Comparison of fail-operational software architectures from the viewpoint of an automotive application

Due to the trend towards advanced driver assistance functions and fully automated driving, many future automotive systems have to provide fail-operational behaviour, maintaining certain functions for a certain time even in case of certain faults. Such behaviour is well-known in other domains where the availability of certain functions is important due to safety or financial reasons. The ability to tolerate faults and failures in systems, hardware and software therefore becomes increasingly important. Since there are topologies already available to cope with these new requirements, it is the task of the automotive industry to select the ones that fit to its specific constraints.
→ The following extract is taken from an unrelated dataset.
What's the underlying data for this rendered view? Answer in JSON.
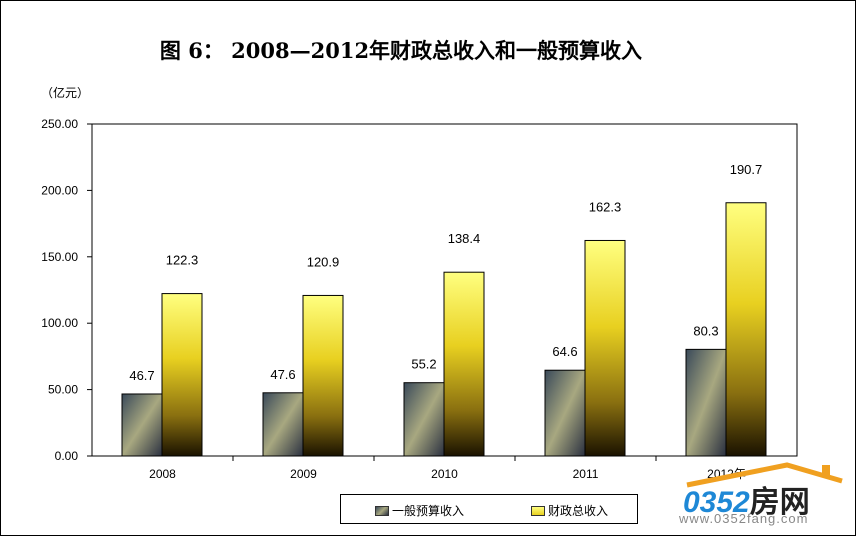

These constraints include a high cost pressure, the scarcity of packaging space, limited resources for software, and requirements of the ISO 26262:2011 (i.e. the functional safety standard in the automotive industry). In order to support the decision on selecting the right software architecture, the strengths and weaknesses of topologies used by other industrial sectors have to be known thoroughly. This paper investigates three typical fault tolerant software architectures by use of a structured analysis technique, and by applying a set of criteria specific for the automotive domain. The intention of this paper is twofold: The primary goal is to gain an understanding related to the properties of the compared architectures. The second goal is to prove that the chosen software architecture comparison method is suitable to compare schematic, high level topologies.